What Your Prospect Says Is More Than Just A Distraction
How do you handle cold calls when you get them at home or the office? Although I haven’t bought anything from anyone who initiated their contact with me through a cold call in years and years, I accept almost every cold call that comes into my office. No, I have no intention of purchasing whatever the product or service they are selling is, but I’m curious to find out how the seller on the phone is going to try to gain my attention and what they will do with it once they have it.
One of the things I’ve noticed is how many sellers seem to be unable to distinguish between a question, an objection, and a statement ending the conversation.
My observation from dealing with hundreds of sellers on the phone—and please don’t assume this is a cold caller issue alone as a great many sellers make these mistakes whether on the phone or in-person although they seem to be more prevalent in phone conversations—is they cannot distinguish between a straightforward question about their product or service, an objection to purchasing, and a direct statement ending the conversation.
This doesn’t mean that all sellers handle these situations in the same manner, but there does seem to be two primary schools of thought—two primary reactions—in how to deal with questions, objections, and conversation ending statements.
The “OK, I’m outta here” school: The first method of handling these situations seems to be to simply fold up the selling tent and end the sales interview immediately upon getting what is perceived to be any resistance what-so-ever.
Ask a couple of honest questions about the product or service and the seller seems to become discouraged and simply gives up.
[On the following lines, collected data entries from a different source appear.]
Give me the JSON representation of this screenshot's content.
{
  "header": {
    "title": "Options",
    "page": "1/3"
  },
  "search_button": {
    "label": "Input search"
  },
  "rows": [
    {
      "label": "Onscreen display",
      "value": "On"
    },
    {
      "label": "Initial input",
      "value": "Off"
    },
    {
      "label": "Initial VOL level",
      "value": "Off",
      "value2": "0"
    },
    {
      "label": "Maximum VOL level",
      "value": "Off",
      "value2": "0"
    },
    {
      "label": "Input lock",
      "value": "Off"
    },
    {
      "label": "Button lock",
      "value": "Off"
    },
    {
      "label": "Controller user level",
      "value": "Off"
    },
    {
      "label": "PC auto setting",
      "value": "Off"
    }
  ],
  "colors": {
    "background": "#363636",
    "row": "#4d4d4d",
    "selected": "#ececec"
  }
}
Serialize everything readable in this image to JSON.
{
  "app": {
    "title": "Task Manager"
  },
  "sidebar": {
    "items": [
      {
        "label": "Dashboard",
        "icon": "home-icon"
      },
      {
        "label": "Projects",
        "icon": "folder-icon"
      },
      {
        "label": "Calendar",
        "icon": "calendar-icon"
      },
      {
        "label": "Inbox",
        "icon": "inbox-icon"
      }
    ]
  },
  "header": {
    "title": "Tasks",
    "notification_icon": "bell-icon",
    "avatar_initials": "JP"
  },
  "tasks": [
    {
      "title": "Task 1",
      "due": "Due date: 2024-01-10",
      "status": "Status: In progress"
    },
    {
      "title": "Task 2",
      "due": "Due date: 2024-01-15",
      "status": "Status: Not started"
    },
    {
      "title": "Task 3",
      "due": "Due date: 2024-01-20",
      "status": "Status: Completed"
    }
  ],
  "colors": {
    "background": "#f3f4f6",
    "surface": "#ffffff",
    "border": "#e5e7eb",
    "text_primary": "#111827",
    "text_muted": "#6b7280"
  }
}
State an objection to purchasing and they are ready to get off the phone. Make a direct statement indicating you want to end the conversation and they can’t get off the phone fast enough.
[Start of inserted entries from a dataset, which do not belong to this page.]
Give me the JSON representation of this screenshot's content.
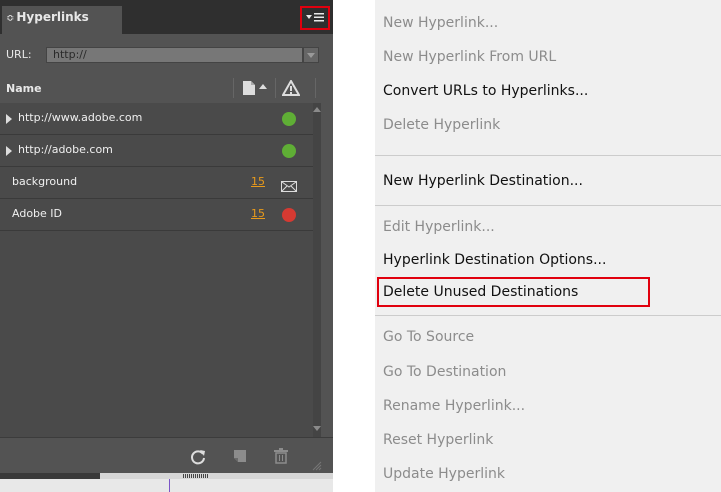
{
  "panel": {
    "title": "Hyperlinks",
    "title_prefix": "≎",
    "url_label": "URL:",
    "url_value": "http://",
    "column_name": "Name",
    "rows": [
      {
        "label": "http://www.adobe.com",
        "status": "green"
      },
      {
        "label": "http://adobe.com",
        "status": "green"
      },
      {
        "label": "background",
        "page": "15",
        "status": "envelope"
      },
      {
        "label": "Adobe ID",
        "page": "15",
        "status": "red"
      }
    ]
  },
  "menu": {
    "items": [
      {
        "label": "New Hyperlink...",
        "enabled": false
      },
      {
        "label": "New Hyperlink From URL",
        "enabled": false
      },
      {
        "label": "Convert URLs to Hyperlinks...",
        "enabled": true
      },
      {
        "label": "Delete Hyperlink",
        "enabled": false
      },
      {
        "label": "New Hyperlink Destination...",
        "enabled": true
      },
      {
        "label": "Edit Hyperlink...",
        "enabled": false
      },
      {
        "label": "Hyperlink Destination Options...",
        "enabled": true
      },
      {
        "label": "Delete Unused Destinations",
        "enabled": true,
        "highlighted": true
      },
      {
        "label": "Go To Source",
        "enabled": false
      },
      {
        "label": "Go To Destination",
        "enabled": false
      },
      {
        "label": "Rename Hyperlink...",
        "enabled": false
      },
      {
        "label": "Reset Hyperlink",
        "enabled": false
      },
      {
        "label": "Update Hyperlink",
        "enabled": false
      }
    ]
  },
  "colors": {
    "panel_bg": "#535353",
    "status_green": "#5fae35",
    "status_red": "#d53a32",
    "page_number": "#e89a1b",
    "highlight_border": "#e1000e"
  }
}
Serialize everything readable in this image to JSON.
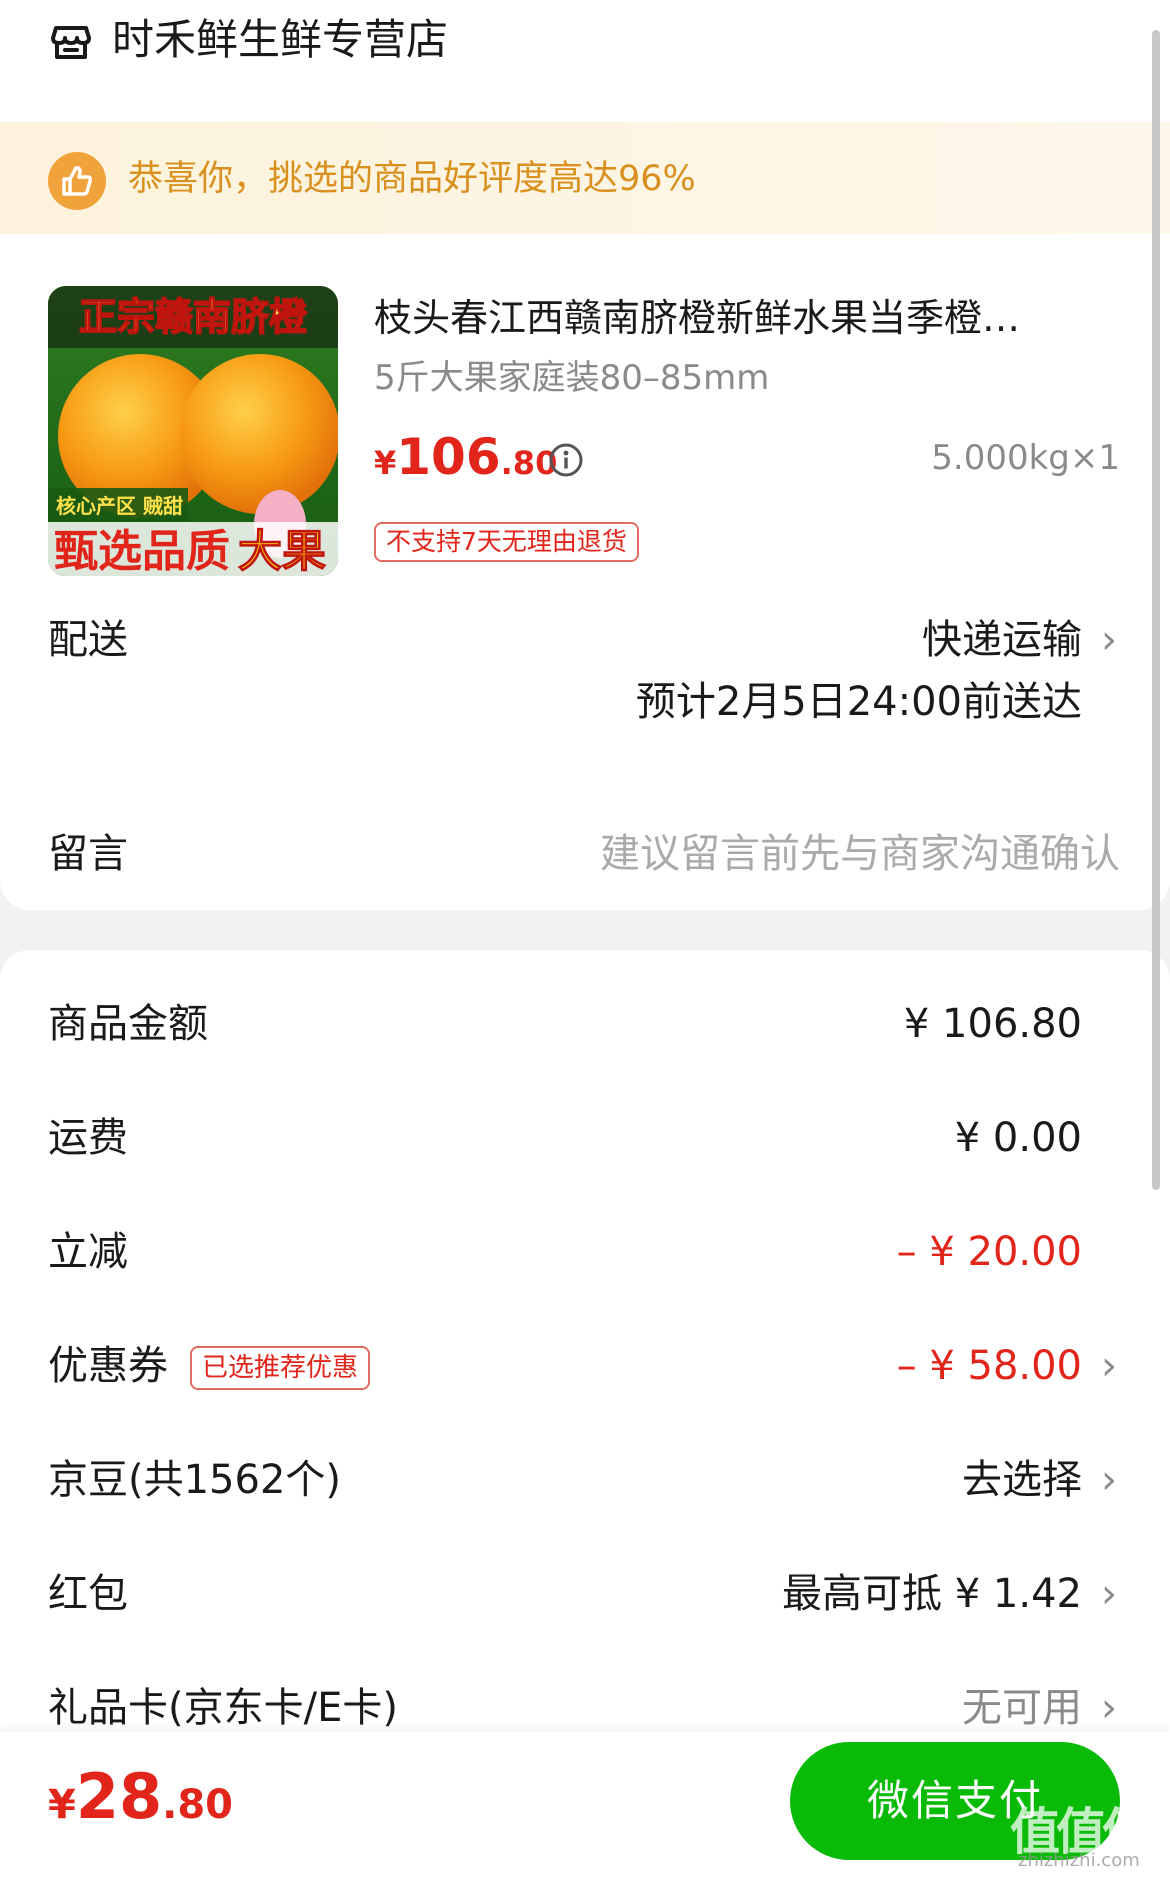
{
  "store": {
    "name": "时禾鲜生鲜专营店",
    "icon": "store-icon"
  },
  "banner": {
    "text": "恭喜你，挑选的商品好评度高达96%",
    "icon": "thumbs-up-icon"
  },
  "product": {
    "title": "枝头春江西赣南脐橙新鲜水果当季橙…",
    "spec": "5斤大果家庭装80–85mm",
    "price_symbol": "¥",
    "price_int": "106",
    "price_dec": ".80",
    "quantity": "5.000kg×1",
    "return_tag": "不支持7天无理由退货",
    "image_text_top": "正宗赣南脐橙",
    "image_text_mid": "核心产区 贼甜",
    "image_text_bottom_1": "甄选品质",
    "image_text_bottom_2": "大果"
  },
  "delivery": {
    "label": "配送",
    "method": "快递运输",
    "eta": "预计2月5日24:00前送达"
  },
  "message": {
    "label": "留言",
    "placeholder": "建议留言前先与商家沟通确认"
  },
  "costs": [
    {
      "label": "商品金额",
      "value": "¥ 106.80"
    },
    {
      "label": "运费",
      "value": "¥ 0.00"
    },
    {
      "label": "立减",
      "value": "– ¥ 20.00"
    },
    {
      "label": "优惠券",
      "tag": "已选推荐优惠",
      "value": "– ¥ 58.00"
    },
    {
      "label": "京豆(共1562个)",
      "value": "去选择"
    },
    {
      "label": "红包",
      "value": "最高可抵 ¥ 1.42"
    },
    {
      "label": "礼品卡(京东卡/E卡)",
      "value": "无可用"
    }
  ],
  "footer": {
    "total_symbol": "¥",
    "total_int": "28",
    "total_dec": ".80",
    "pay_label": "微信支付",
    "watermark": "值值值",
    "watermark_url": "zhizhizhi.com"
  },
  "colors": {
    "accent": "#e1251b",
    "pay_green": "#09bb07",
    "banner_text": "#d9901f"
  }
}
They do not differentiate between probing questions to discover more information about their offering, an objection to making a purchase that could possibly be dealt with, and a desire to end the sales interview. To them, they all indicate resistance and resistance means “no sale.”
The “I can’t hear you” school: The opposite method of handling these situations is to also treat them all the same, but this time instead of rolling over and giving up, the seller presses on, ignoring the questions, ignoring the statements, forcing the prospect to either acquiesce to the sale or to finally hang up on the caller.
These are the sellers who have been trained that a ‘no’ never means no. An objection is something to be ignored because it is nothing but a delaying tactic. A statement seeking to end the conversation is nothing but an objection and objections are to be ignored because they are nothing but delaying tactics. If you’re a really a good salesperson, you ‘lead’ the prospect to make the decision that is right for them, which is, of course, to make the purchase.
Why are these sellers so oblivious to the obvious differences between a question an objection and a desire to end the conversation? Why do some see everything as resistance and others never see resistance?
Certainly, a great deal of this has to do with the sales training—or lack thereof—these sellers have received.
Those who give up easily have probably had little or no sales training. Product training, maybe; but I doubt they’ve had much training in how to sell.
Those who push forward no matter what have been trained very well—trained to ignore, to push, to bully, to demand until the prospect either buys or finds a way to end the conversation which probably means resorting to cussing out the seller or hanging up on them. These sellers have been taught well in the sense that their trainers have instilled the desired behavior in them, but they certainly haven’t been taught to be professional sellers.
I think both of these groups of sellers suffer from more than just their training or lack thereof. I think there are a number of sellers that suffer from a serious lack of communication skills. They don’t listen. They can’t assimilate what the prospect is communicating. They really don’t know how to respond to what they perceive to be unwelcome or unexpected responses. Their focus is only on getting the sale which means for some what they say is the only thing of importance, what the prospect says is nothing but a distraction; while for others once they’ve made their case, they have nowhere else to go.
Communication has always been at the heart of selling and is becoming ever more critical as our prospects have more and more alternatives to acquire the information and guidance they need to analyze their problems and issues and to develop solutions to those problems and issues. Our prospects now have as much information at their fingertips as we sellers can ever provide them. An increasing number are deciding they don’t need a salesperson at all—ever.
If we sellers want to be relevant to prospects, we better learn the communication skills that have always been one of the hallmarks of the top sellers.